From the moment Love Eternal drops you into its world on PlayStation 5, it’s clear this isn’t a conventional platformer. Developed by brlka and published by Ysbryd Games, the game trades spectacle for an intimate, often disquieting tension that’s stitched together through atmosphere more than exposition. You play Maya, a girl ripped from her ordinary life by a strange, lonely deity, forced to traverse a labyrinthine castle built from fragmented memories – a premise that unfolds in fragments rather than clear narrative beats, leaving players to stitch the story together from clues rather than cutscenes. This deliberate ambiguity is part of the allure for some, though others may find themselves craving a more direct emotional hook.
Mechanically, Love Eternal is astonishingly lean: run, jump, and flip gravity. That’s it. But what sounds modest on paper becomes something far more demanding in practice. Maya can reverse gravity once per leap, forcing you to judge every flip with mathematical precision. Red orbs that recharge your flip ability add an extra layer of choreography, turning rooms into delicate puzzles of momentum and timing. The control scheme feels tight and responsive throughout, a crucial foundation for a title that often punishes the smallest miscalculation with instant death. There’s a deep satisfaction in mastering these mechanics, and the game invites that mastery by never clouding your inputs with floaty controls or inconsistent physics.

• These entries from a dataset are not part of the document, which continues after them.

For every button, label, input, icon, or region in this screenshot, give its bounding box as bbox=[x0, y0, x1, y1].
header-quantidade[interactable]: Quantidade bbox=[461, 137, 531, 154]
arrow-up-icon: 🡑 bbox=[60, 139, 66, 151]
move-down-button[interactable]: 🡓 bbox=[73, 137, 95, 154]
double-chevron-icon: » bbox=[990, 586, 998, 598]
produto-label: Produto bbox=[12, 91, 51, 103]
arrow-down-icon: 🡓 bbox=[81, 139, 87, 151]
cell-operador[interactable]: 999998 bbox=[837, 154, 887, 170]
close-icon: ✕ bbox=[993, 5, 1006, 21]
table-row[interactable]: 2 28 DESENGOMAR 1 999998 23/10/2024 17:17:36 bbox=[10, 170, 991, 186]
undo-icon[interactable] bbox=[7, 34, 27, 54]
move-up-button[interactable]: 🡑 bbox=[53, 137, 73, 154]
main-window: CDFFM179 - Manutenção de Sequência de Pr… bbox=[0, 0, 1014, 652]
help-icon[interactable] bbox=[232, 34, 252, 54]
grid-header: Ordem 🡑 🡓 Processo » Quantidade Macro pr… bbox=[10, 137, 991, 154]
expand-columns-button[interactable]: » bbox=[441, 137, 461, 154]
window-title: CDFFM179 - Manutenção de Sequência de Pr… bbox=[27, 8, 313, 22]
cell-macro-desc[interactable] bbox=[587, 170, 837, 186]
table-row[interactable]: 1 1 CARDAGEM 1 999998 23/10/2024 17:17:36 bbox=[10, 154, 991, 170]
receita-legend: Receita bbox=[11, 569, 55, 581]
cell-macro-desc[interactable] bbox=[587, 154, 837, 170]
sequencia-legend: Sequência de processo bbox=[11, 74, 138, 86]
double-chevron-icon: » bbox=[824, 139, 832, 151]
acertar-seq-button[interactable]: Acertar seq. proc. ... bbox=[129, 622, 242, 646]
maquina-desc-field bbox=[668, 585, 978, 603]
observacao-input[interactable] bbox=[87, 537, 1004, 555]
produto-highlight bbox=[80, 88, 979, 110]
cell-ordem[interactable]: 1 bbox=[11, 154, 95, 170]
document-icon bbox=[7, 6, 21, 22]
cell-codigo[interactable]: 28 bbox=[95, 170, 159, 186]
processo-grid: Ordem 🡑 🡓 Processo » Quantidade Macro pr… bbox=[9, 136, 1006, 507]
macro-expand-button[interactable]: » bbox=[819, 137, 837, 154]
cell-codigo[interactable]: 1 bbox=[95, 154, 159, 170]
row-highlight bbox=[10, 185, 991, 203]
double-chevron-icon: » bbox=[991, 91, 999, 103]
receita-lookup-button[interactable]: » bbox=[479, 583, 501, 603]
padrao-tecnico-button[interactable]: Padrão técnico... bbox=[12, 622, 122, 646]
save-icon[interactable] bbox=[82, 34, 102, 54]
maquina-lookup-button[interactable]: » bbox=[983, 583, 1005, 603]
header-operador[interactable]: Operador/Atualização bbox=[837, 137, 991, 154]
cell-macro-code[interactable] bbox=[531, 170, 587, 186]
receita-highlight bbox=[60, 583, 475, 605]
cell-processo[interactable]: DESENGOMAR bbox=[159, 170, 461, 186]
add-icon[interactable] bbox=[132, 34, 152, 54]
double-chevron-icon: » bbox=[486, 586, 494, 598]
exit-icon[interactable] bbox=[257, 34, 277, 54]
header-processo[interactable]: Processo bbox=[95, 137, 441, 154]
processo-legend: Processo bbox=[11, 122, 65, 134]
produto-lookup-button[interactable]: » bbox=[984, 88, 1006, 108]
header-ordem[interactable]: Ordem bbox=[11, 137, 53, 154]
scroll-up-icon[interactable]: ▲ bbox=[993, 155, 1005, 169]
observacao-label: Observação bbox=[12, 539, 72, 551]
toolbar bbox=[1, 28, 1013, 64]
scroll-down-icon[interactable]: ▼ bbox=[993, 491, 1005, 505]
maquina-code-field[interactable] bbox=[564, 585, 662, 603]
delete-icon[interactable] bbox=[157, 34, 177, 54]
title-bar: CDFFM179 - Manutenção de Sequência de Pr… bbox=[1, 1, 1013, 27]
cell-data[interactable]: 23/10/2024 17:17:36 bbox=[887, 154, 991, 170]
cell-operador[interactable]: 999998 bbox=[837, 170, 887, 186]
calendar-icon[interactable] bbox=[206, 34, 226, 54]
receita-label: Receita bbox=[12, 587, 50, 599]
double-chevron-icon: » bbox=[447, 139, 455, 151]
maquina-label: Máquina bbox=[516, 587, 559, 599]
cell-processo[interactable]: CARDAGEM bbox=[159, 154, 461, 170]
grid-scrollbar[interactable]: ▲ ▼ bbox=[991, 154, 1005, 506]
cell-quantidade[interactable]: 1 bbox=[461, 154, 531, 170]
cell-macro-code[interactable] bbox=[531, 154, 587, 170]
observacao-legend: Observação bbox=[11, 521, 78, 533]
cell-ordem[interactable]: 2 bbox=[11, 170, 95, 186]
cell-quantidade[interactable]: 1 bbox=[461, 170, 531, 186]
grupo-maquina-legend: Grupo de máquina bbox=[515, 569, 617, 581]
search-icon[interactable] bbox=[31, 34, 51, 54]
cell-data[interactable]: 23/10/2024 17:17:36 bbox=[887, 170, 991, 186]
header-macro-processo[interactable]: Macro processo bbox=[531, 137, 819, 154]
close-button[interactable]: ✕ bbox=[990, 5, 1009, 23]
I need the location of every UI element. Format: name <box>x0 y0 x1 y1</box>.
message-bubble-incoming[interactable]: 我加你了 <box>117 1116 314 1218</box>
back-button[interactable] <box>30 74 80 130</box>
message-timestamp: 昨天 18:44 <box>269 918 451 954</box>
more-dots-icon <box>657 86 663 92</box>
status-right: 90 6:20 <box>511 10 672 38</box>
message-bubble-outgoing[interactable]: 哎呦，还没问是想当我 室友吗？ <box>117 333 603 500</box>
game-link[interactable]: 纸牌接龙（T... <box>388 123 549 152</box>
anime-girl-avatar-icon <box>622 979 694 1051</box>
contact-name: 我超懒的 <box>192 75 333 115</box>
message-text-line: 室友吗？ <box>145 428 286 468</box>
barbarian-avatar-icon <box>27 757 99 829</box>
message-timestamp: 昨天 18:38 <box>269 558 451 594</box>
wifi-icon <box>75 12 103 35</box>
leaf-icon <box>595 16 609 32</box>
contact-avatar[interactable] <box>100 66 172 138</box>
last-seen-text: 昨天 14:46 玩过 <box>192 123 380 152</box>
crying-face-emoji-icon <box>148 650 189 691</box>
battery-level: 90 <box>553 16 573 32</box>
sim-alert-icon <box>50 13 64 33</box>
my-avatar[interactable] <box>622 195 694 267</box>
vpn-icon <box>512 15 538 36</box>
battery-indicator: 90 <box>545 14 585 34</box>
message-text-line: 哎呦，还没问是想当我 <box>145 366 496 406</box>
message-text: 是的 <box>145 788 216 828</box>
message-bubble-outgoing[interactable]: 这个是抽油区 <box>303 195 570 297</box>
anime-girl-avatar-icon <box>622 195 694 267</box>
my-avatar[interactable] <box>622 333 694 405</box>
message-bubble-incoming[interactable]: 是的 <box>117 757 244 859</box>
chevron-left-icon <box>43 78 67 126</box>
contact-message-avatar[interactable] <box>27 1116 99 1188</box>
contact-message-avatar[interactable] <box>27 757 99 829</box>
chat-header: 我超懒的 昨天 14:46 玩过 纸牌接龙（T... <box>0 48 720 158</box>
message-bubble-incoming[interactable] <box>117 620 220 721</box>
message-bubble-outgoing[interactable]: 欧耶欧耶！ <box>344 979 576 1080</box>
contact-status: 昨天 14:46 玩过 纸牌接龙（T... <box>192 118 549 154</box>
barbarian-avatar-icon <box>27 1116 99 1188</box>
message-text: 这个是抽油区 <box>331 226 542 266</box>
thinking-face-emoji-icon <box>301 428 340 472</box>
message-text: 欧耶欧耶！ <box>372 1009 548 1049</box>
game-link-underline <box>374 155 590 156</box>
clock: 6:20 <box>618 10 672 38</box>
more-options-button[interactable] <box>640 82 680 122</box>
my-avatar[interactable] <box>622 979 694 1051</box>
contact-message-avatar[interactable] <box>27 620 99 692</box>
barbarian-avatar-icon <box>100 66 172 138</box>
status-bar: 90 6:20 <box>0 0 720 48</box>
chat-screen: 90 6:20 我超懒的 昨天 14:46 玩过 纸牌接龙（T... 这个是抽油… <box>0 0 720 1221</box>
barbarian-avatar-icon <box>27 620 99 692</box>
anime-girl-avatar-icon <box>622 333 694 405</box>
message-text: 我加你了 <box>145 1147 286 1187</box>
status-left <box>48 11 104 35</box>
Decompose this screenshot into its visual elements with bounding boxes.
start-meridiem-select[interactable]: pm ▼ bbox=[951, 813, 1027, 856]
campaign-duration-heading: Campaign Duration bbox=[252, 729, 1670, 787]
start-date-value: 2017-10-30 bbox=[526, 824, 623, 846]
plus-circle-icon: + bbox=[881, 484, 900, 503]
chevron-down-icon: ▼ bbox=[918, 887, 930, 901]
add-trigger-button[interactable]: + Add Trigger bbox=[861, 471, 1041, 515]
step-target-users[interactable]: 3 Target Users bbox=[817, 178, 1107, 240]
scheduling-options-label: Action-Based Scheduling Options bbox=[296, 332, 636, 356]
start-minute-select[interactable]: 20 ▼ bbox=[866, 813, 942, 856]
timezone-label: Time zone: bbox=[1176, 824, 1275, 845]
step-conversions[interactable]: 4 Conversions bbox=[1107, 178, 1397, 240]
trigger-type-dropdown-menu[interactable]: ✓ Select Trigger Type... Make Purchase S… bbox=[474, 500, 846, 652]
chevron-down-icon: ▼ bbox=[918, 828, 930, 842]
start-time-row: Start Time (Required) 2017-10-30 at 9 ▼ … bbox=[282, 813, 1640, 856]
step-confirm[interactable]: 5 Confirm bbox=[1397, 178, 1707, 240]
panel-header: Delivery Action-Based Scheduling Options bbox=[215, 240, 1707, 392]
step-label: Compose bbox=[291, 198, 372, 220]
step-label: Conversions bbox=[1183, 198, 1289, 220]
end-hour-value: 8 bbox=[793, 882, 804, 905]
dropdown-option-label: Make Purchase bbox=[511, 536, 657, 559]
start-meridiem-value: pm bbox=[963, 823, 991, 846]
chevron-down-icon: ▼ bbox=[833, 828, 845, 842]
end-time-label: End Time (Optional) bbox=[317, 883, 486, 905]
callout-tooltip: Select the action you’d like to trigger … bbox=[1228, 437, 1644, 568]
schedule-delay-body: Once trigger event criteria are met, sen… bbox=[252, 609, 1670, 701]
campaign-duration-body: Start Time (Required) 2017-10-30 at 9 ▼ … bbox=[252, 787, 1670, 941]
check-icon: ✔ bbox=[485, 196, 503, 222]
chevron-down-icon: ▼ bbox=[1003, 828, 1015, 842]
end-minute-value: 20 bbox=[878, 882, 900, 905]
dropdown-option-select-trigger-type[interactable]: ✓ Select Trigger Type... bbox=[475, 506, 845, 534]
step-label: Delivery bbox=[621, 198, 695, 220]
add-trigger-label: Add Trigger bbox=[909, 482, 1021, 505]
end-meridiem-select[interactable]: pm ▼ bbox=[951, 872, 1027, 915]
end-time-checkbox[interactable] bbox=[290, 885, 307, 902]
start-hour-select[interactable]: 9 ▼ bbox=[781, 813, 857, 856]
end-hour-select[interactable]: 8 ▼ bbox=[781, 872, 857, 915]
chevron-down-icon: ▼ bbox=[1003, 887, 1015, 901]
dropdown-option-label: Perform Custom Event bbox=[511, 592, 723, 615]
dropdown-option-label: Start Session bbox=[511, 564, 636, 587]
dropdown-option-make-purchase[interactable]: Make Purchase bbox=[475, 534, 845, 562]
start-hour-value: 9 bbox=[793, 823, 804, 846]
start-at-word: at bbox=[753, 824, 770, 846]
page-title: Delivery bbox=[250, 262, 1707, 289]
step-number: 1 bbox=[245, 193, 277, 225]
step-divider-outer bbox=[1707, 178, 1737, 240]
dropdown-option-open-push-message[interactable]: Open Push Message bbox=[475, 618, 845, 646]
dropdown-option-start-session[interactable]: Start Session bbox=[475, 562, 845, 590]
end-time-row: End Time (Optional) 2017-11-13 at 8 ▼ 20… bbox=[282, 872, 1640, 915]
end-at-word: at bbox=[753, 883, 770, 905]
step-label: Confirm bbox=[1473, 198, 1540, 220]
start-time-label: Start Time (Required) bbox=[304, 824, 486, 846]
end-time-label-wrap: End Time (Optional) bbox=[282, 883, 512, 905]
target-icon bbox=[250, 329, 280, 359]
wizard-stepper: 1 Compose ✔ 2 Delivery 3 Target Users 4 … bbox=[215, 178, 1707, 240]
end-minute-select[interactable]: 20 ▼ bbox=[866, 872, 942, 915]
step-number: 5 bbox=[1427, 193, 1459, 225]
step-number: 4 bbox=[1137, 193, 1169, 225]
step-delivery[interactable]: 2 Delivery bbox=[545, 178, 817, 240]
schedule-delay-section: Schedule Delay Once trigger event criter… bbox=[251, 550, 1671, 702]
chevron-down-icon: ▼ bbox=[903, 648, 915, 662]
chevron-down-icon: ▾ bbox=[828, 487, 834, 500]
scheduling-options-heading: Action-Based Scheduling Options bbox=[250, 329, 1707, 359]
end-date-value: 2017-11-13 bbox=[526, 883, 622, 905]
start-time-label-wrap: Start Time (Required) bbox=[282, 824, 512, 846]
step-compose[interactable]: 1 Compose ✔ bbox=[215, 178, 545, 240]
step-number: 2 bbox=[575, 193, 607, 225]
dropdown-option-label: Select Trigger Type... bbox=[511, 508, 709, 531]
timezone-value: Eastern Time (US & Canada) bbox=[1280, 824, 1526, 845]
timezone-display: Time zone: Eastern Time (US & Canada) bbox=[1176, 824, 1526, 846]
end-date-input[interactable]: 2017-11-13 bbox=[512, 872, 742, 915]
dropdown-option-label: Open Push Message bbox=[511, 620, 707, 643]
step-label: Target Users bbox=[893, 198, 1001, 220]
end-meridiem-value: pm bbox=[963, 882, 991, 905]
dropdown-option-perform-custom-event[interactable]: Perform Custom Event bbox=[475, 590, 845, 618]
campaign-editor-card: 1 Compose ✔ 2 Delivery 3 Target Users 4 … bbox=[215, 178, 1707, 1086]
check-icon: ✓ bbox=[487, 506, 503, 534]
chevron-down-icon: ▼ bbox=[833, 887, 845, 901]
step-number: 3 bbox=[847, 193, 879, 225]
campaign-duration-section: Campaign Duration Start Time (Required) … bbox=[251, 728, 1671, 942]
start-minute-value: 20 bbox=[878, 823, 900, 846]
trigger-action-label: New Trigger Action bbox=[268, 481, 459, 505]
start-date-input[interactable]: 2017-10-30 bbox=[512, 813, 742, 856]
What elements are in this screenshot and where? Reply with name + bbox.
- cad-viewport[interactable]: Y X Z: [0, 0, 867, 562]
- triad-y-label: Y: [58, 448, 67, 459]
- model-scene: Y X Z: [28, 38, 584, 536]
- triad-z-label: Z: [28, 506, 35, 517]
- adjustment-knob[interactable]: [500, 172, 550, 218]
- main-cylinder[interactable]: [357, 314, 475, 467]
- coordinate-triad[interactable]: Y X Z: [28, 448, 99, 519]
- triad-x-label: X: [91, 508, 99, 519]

That said, the difficulty isn’t shy about scaling up. What begins as fairly accessible soon demands near-perfect execution, and while most rooms feel fair, there are spikes that feel abrupt and occasionally out of step with the surrounding flow. Players can go a long time wrestling with a single room, teeth clenched and fingers tense, before a breakthrough finally comes. The result is a rhythm that swings between exhilarating and exhausting, and it isn’t for everyone – those unprepared for repeated failure may find the learning curve too steep.
Visually, the game’s hand-drawn pixel aesthetic is one of its strongest assets. Simple at a glance, the style carries an emotional weight that belies its minimalist palette. The environments feel cold and surreal, and the cutscenes – rendered in the same bespoke pixel language – lend the game a quietly unsettling tone that reinforces its psychological leanings. The default resolution and aspect choices can feel constrained though, lending a sense of playing through a window that’s smaller than you expect. Yet that same boxed-in feeling can also amplify the title’s thematic claustrophobia.
Audio does a lot of heavy lifting here, too. The soundtrack is subtle and atmospheric, underlining Maya’s solitary journey with tones that shift from melancholic to tense without ever overpowering. Sound effects – whether it’s the satisfying clang of breaking a red orb or the small gasp when a flip barely misses its mark – enhance each moment without distraction. It’s an audio design that supports immersion without elbowing you into attention.
The narrative tone wavers between unsettling mystery and strange, almost absurd moments, especially later in the game where shifts in perspective and genre briefly emerge. It’s an ambitious move that will delight some and bewilder others, but it’s emblematic of Love Eternal’s broader character: it asks players to bring their patience and their curiosity, and in return offers a journey that’s both punishing and oddly compelling. It won’t hold your hand, and it doesn’t always explain itself, but for those who revel in precise platforming married to an atmospheric, thought-provoking world, this is one of the more memorable indie explorations the genre has offered in recent memory.